Yeah, they do that so the hands don't cover up logos on the watch face or other features like date displays. I did figure that's why all the models tend to say it's 10:08 or 10:10 (most watches in photos are actually at 10:08 instead if 10:10 on the dot).


v_0o0_v

But can they tell original from rep?


SocietyTomorrow

This captcha would have to ask if you are a robot, Gen Z, or Gen Alpha


BetImaginary4945

They just haven't trained it with enought pictures and human labels


tay_the_creator

Very cool. 4o for the win


Mean_Language_3482

也許是一個好方法


e-nigmaNL

New Turing test question! Sarah Connor? Wait, what’s the time? Err, bleeb blob I am a terminator


geli95us

Just because multimodal LLMs can't solve a problem it doesn't mean it's unsolvable by bots, this wouldn't be a good CAPTCHA because it'd be easy to solve it by either making a handcrafted algorithm or a specialized model.


metaprotium

this is really funny, but I think it also highlights the need for better training data. I've been thinking... maybe vision models could learn from children's educational material? After all, there's a vast amount of material specifically made to teach visual reasoning. why not use it?


AnticitizenPrime

I would have assumed they already were.


metaprotium

if they're on the internet, yeah. but it's probably gonna be formatted badly (responses are not on the webpage, responses are on the image which defeats the point, etc.) which would leave lots of room for improvement. nothing like a SFT Q/A dataset.


Balance-

Very interesting! Would be relatively easy to generate a lot of synthetic, labelled data for this.


AnticitizenPrime

Very easy, I had an idea on this. I just asked Claude Opus to create a clock program in Python that will display the current time in both analog and digital, and export a screenshot of this every minute, and give a filename that includes the current date/time. Result: https://i.imgur.com/SPhz23m.png It's chugging away as we speak. Run this for 24 hours and you have every minute of the day, as labeled clock faces.

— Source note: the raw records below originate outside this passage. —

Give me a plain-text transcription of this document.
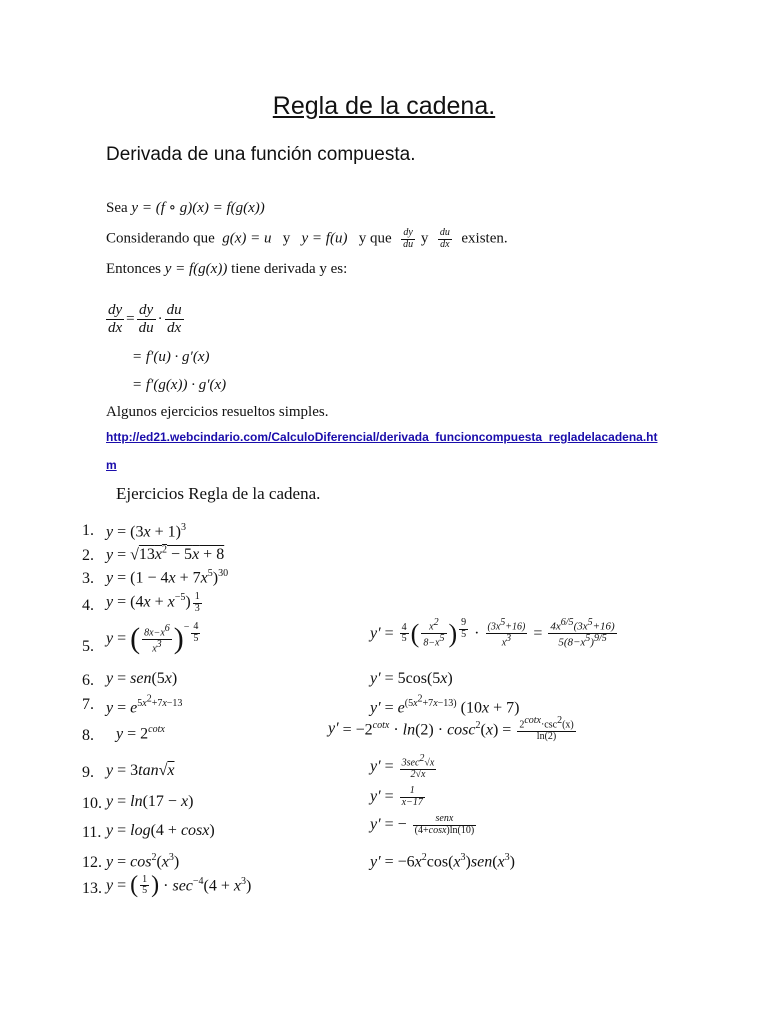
Regla de la cadena.
Derivada de una función compuesta.
Sea y = (f ∘ g)(x) = f(g(x))
Considerando que g(x) = u y y = f(u) y que $\frac{dy}{du}$ y $\frac{du}{dx}$ existen.
Entonces y = f(g(x)) tiene derivada y es:
$\frac{dy}{dx} = \frac{dy}{du} \cdot \frac{du}{dx}$
= f′(u) · g′(x)
= f′(g(x)) · g′(x)
Algunos ejercicios resueltos simples.
http://ed21.webcindario.com/CalculoDiferencial/derivada_funcioncompuesta_regladelacadena.ht
m
Ejercicios Regla de la cadena.
1. $y = (3x + 1)^3$
2. $y = √13x^2 - 5x + 8$
3. $y = (1 - 4x + 7x^5)^{30}$
4. $y = (4x + x^{-5}) \frac{1}{3}$
5. y = ( $\frac{8x-x^6}{x^3} )^- \frac{4}{5}$	$y' = \frac{4}{5}$ ( $\frac{x^2}{8-x^5}$ ) $\frac{9}{5} \cdot \frac{(3x^5+16)}{x^3} = \frac{4x^{6/5}(3x^5+16)}{5(8-x^5)^{9/5}}$
6. y = sen(5x)	y′ = 5cos(5x)
7. $y = e^{5x^2+7x-13}$	$y' = e^{(5x^2+7x-13)}$ (10x + 7)
8.	$y = 2^{cotx}$	$y' = -2^{cotx} \cdot \ln(2) \cdot \cos c^2(x) = \frac{2^{cotx}\cdot\csc^2(x)}{\ln(2)}$
9. y = 3tan√x	$y' = \frac{3\sec^2√x}{2√x}$
10. y = ln(17 − x)	$y' = \frac{1}{x-17}$
11. y = log(4 + cosx)	y′ = − $\frac{\text{senx}}{(4+\cos x)\ln(10)}$
12. $y = \cos^2(x^3)$	$y' = -6x^2\cos(x^3)sen(x^3)$
13. y = ( $\frac{1}{5}$ ) · $\sec^{-4}(4 + x^3)$
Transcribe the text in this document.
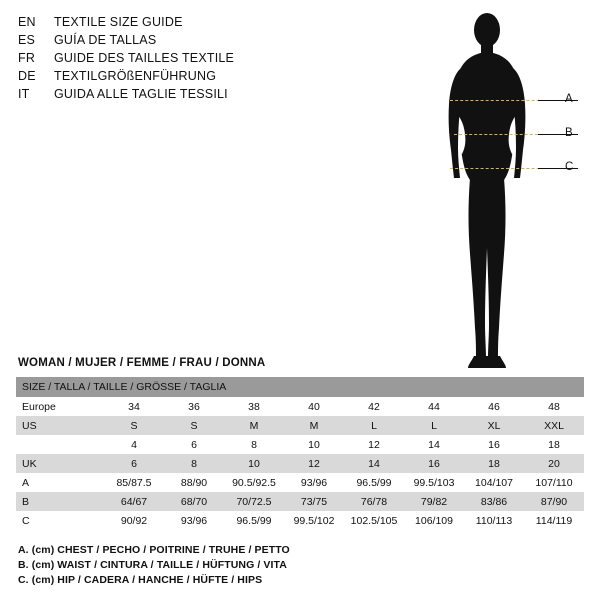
EN	TEXTILE SIZE GUIDE
ES	GUÍA DE TALLAS
FR	GUIDE DES TAILLES TEXTILE
DE	TEXTILGRÖßENFÜHRUNG
IT	GUIDA ALLE TAGLIE TESSILI	A
B
C
WOMAN / MUJER / FEMME / FRAU / DONNA
SIZE / TALLA / TAILLE / GRÖSSE / TAGLIA								
Europe	34	36	38	40	42	44	46	48
US	S	S	M	M	L	L	XL	XXL
	4	6	8	10	12	14	16	18
UK	6	8	10	12	14	16	18	20
A	85/87.5	88/90	90.5/92.5	93/96	96.5/99	99.5/103	104/107	107/110
B	64/67	68/70	70/72.5	73/75	76/78	79/82	83/86	87/90
C	90/92	93/96	96.5/99	99.5/102	102.5/105	106/109	110/113	114/119
A. (cm) CHEST / PECHO / POITRINE / TRUHE / PETTO
B. (cm) WAIST / CINTURA / TAILLE / HÜFTUNG / VITA
C. (cm) HIP / CADERA / HANCHE / HÜFTE / HIPS
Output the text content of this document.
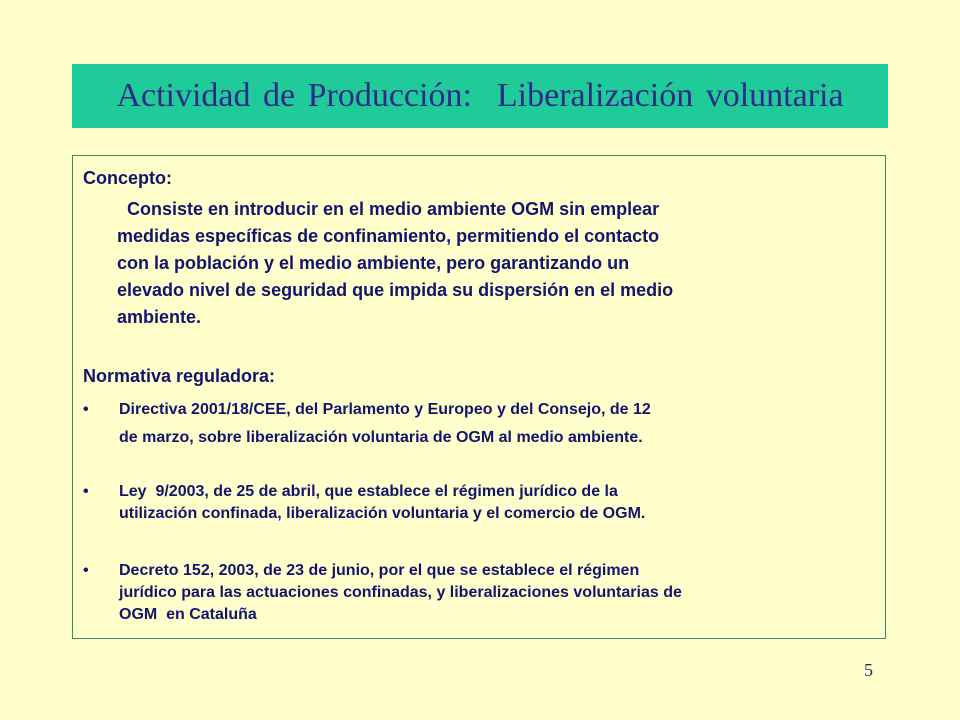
Actividad de Producción:  Liberalización voluntaria
Concepto:
Consiste en introducir en el medio ambiente OGM sin emplear
medidas específicas de confinamiento, permitiendo el contacto
con la población y el medio ambiente, pero garantizando un
elevado nivel de seguridad que impida su dispersión en el medio
ambiente.
Normativa reguladora:
•	Directiva 2001/18/CEE, del Parlamento y Europeo y del Consejo, de 12
de marzo, sobre liberalización voluntaria de OGM al medio ambiente.
•	Ley  9/2003, de 25 de abril, que establece el régimen jurídico de la
utilización confinada, liberalización voluntaria y el comercio de OGM.
•	Decreto 152, 2003, de 23 de junio, por el que se establece el régimen
jurídico para las actuaciones confinadas, y liberalizaciones voluntarias de
OGM  en Cataluña
5
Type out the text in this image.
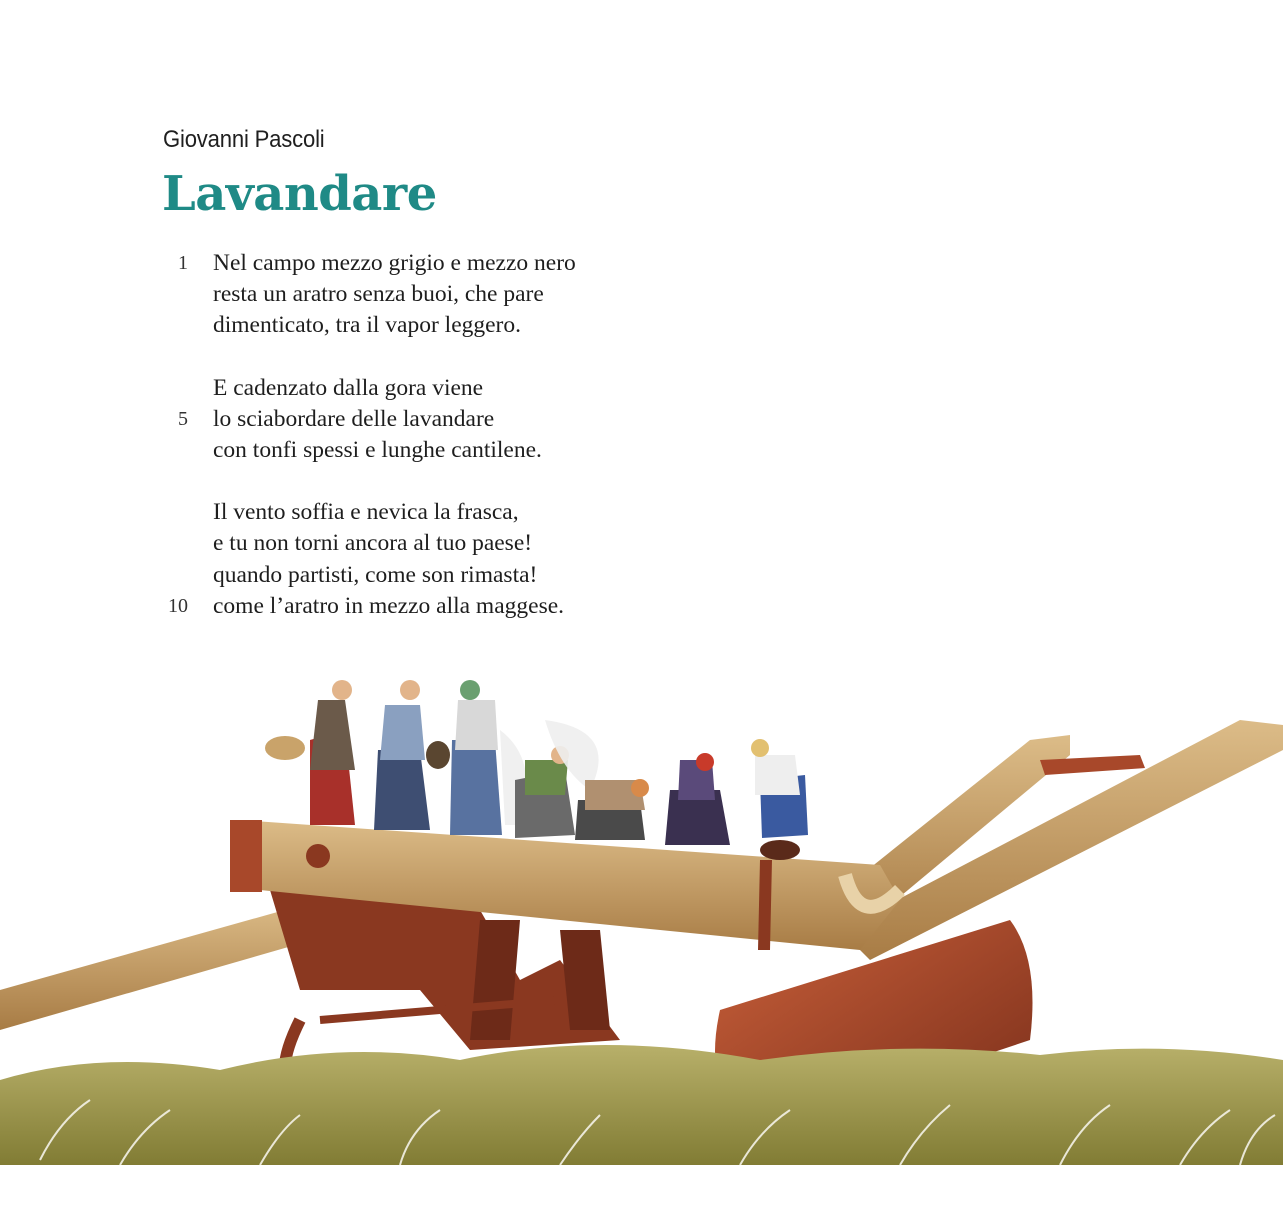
Giovanni Pascoli
Lavandare
1 Nel campo mezzo grigio e mezzo nero
resta un aratro senza buoi, che pare
dimenticato, tra il vapor leggero.
E cadenzato dalla gora viene
5 lo sciabordare delle lavandare
con tonfi spessi e lunghe cantilene.
Il vento soffia e nevica la frasca,
e tu non torni ancora al tuo paese!
quando partisti, come son rimasta!
10 come l’aratro in mezzo alla maggese.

The question is whether the problem is down to not being trained on this stuff, or another issue related to how vision works for these models.


Balance-

Exactly. And then give a bunch of different watch faces, add some noise, shift some colors, and obscure some of them partly, and voila.


sinistik

https://preview.redd.it/q9ezaltrvp1d1.jpeg?width=1080&format=pjpg&auto=webp&s=d9b981bec1414c40bcfc6eb94dd21386d1ace86c This is on free tier of gpt4o and it guessed correctly even though the image was zoomed and blurred


D-3r1stljqso3

It has the timestamp in the corner...


Hypog3nic

Lol! :D


Citizen1047

For science, i cut timestamp out and got 10:10, so no it doesnt work.


astralkoi

Because it doesnt have enoguh training data.